Mas as semelhanças entre a epopeia babilônica e Gênesis vão muito além desse ponto. As dimensões do navio de Utnapshitim, o Noé babilônico, são comparáveis às da arca bíblica: “Eu tracei os contornos/ sua superfície [área] era de um campo [3.600 m2]/ suas paredes de 10 perchas [60 metros] de altura cada uma” (idem, 55). O uso do betume na construção do navio recorda igualmente Gênesis: “Derramei 3 vezes 3.600 medidas de betume refinado no forno/ 3 vezes 3.600 medidas de betume cru dentro” (idem, 65). O atraque numa montanha, ao final do Dilúvio é outro ponto de semelhança: “O mar se acalmou/ calou-se o vento mau/ o Dilúvio cessou / [...] A embarcação acostou no monte Nicir” (idem, 140). Utnapshitim enviou uma pomba e um corvo para verificar se as águas tinham baixado, antes de sair do navio: “Fiz sair uma pomba e soltei-a/ a pomba se foi e voltou/ não encontrando onde pousar, voltou/ Fiz sair um corvo e soltei-o/ o corvo se foi e/ vendo o refluxo das águas/ comeu, patinhou, crocitou, e não voltou” (idem. 150). O herói babilônico ofereceu sacrifícios aos deuses, por haver sido salvo: “Ofereci um sacrifício/ fiz uma oferta/ expandida sobre o piso da montanha/ ergui sete e sete vasos de libação/ a seus pés coloquei cana, cedro e mirta” (idem, 155). Os deuses agradaram-se do sacrifício: “Os deuses sentiram o odor/ os deuses sentiram o bom odor/ os deuses, à semelhança de moscas, reuniram-se em torno do sacrificador” (idem. 155, 160).

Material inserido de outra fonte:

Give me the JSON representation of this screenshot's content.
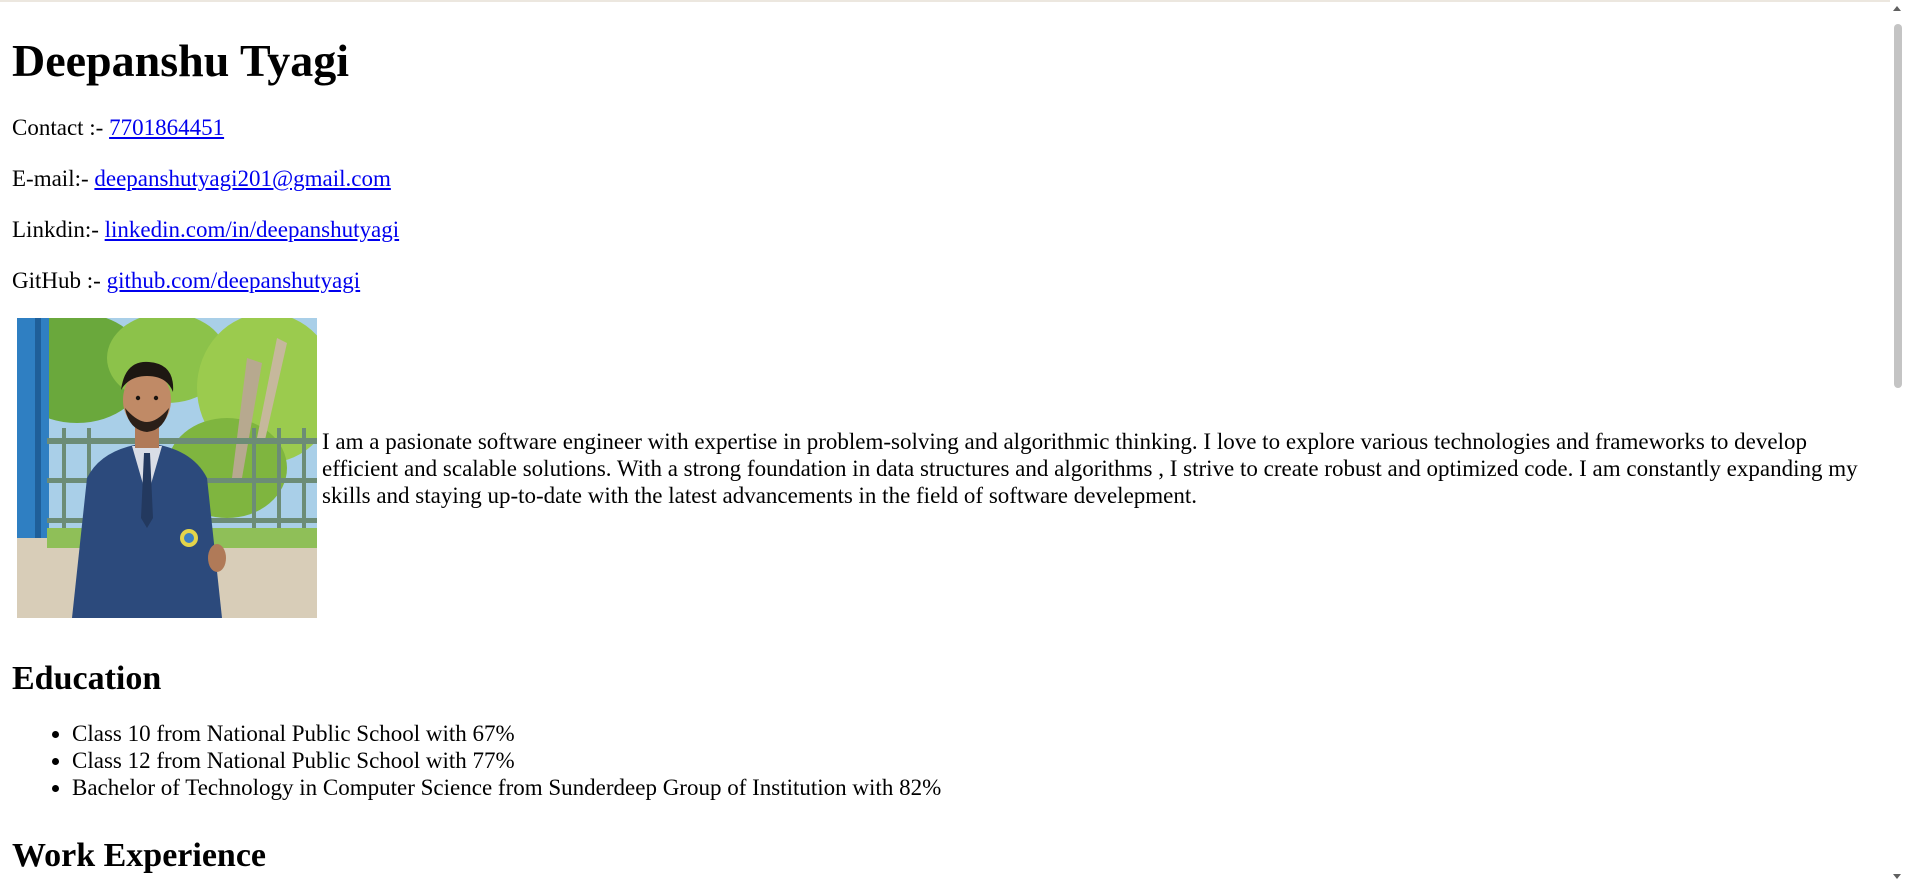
{
  "header": {
    "name": "Deepanshu Tyagi"
  },
  "contact": {
    "phone_label": "Contact :- ",
    "phone_value": "7701864451",
    "email_label": "E-mail:- ",
    "email_value": "deepanshutyagi201@gmail.com",
    "linkedin_label": "Linkdin:- ",
    "linkedin_value": "linkedin.com/in/deepanshutyagi",
    "github_label": "GitHub :- ",
    "github_value": "github.com/deepanshutyagi"
  },
  "about": {
    "text": "I am a pasionate software engineer with expertise in problem-solving and algorithmic thinking. I love to explore various technologies and frameworks to develop efficient and scalable solutions. With a strong foundation in data structures and algorithms , I strive to create robust and optimized code. I am constantly expanding my skills and staying up-to-date with the latest advancements in the field of software develepment."
  },
  "education": {
    "heading": "Education",
    "items": [
      "Class 10 from National Public School with 67%",
      "Class 12 from National Public School with 77%",
      "Bachelor of Technology in Computer Science from Sunderdeep Group of Institution with 82%"
    ]
  },
  "work": {
    "heading": "Work Experience"
  },
  "colors": {
    "link": "#0000ee",
    "text": "#000000"
  }
}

Tanta semelhança com o texto bíblico não pode ser devida ao acaso. Tampouco há razões de ordem sobrenatural que a justifique. Para explicá-la é preciso supor a dependência de um dos textos em relação ao outro, ou seja, que um dos autores baseou-se na obra do outro para redigir a sua. Ou Gênesis 6 a 9 dependem da epopeia babilônica, ou há dependência no sentido contrário. Como a autoria mosaica de Gênesis não pode ser exagerada e há fortes indícios de composição desse livro bíblico no século VI a. C., é mais provável que o autor da narrativa bíblica tenha utilizado a epopeia.
No século VI a. C., os judeus estavam cativos em Babilônia. Portanto, é possível que tenham encontrado a famosa epopeia, num arquivo real de Babilônia, e tido a mais funda impressão da história de Utnapshitim. 
Ao entrar em contato com a epopeia, na Mesopotâmia, portanto, o editor do Livro de Gênesis deve tê-la reinterpretado em termos monoteístas, não só por influência da história indiana do Dilúvio, mas dos próprios hebreus que tinham levado tradições judaicas à Índia. Se isso tiver ocorrido, a reinterpretação monoteísta da Epopeia de Gilgamesh não terá sido inventada a partir do nada ou da imaginação de alguém, mas de uma versão monoteísta preexistente sobre o Dilúvio.Por que o autor bíblico não contou, simplesmente, essa versão? Por que preferiu mesclá-la com dados do texto babilônico? Provavelmente porque considerou que os fatos da Epopeia de Gilgamesh eram históricos. Nessa condição, eles não conflitavam com os que os antigos judeus tinham preservado sobre a grande inundação. De modo que não havia por que excluir os fatos da epopeia do texto bíblico, mas apenas eliminar seu sentido politeísta.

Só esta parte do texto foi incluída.